ASA 129th Meeting - Washington, DC - 1995 May 30 .. Jun 06

2pPP26. Shrinking illusion of speech duration caused by noise/gap replacement.

Minoru Tsuzaki

Hiroaki Kato

ATR Human Information Processing Res. Labs., 2-2 Hikaridai, Seika-cho, Soraku-gun, Kyoto, 619-02 Japan

To investigate the process of perceptual resynthesis of an ``auditory object,'' the apparent duration of a noise-replaced speech signal was measured. Subjects adjusted the duration of synthesized speech to subjectively match that of the target speech. When a portion of the target speech was replaced by a noise burst, the duration was perceived to be shorter than when no replacement was made.

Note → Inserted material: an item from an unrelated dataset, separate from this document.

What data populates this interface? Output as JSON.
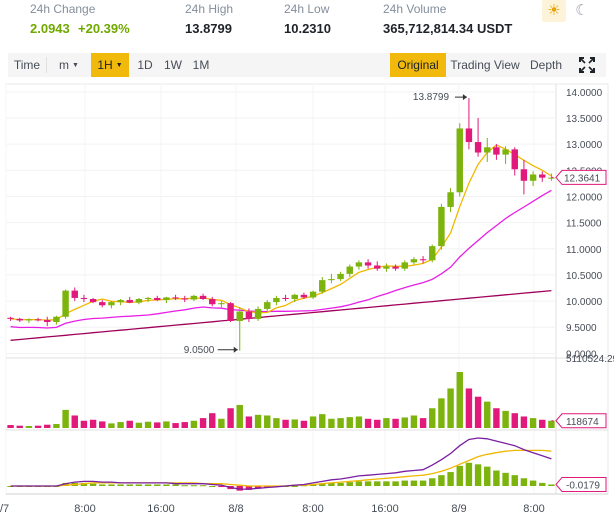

Besides this effect, the apparent duration of speech segments was found to be affected by their deviation from the internal template. The greater the physical duration of the target deviated from the ``naturally'' spoken token, the greater the degree of underestimation became. Interestingly, these two effects were independent of each other. This independence was replicated in the second experiment which tested wider range of durational deviations. Again, the apparent duration of noise-replaced speech was shorter than when no replacement was made. The apparent duration of gap-replaced speech was also measured in this experiment. The degree of underestimation was far greater for the latter case. These findings suggest that a shrinkage of duration occurs in the process of resynthesizing an ``auditory object'' where the process is assumed to be at a different stage than that utilizing speech-specific schema.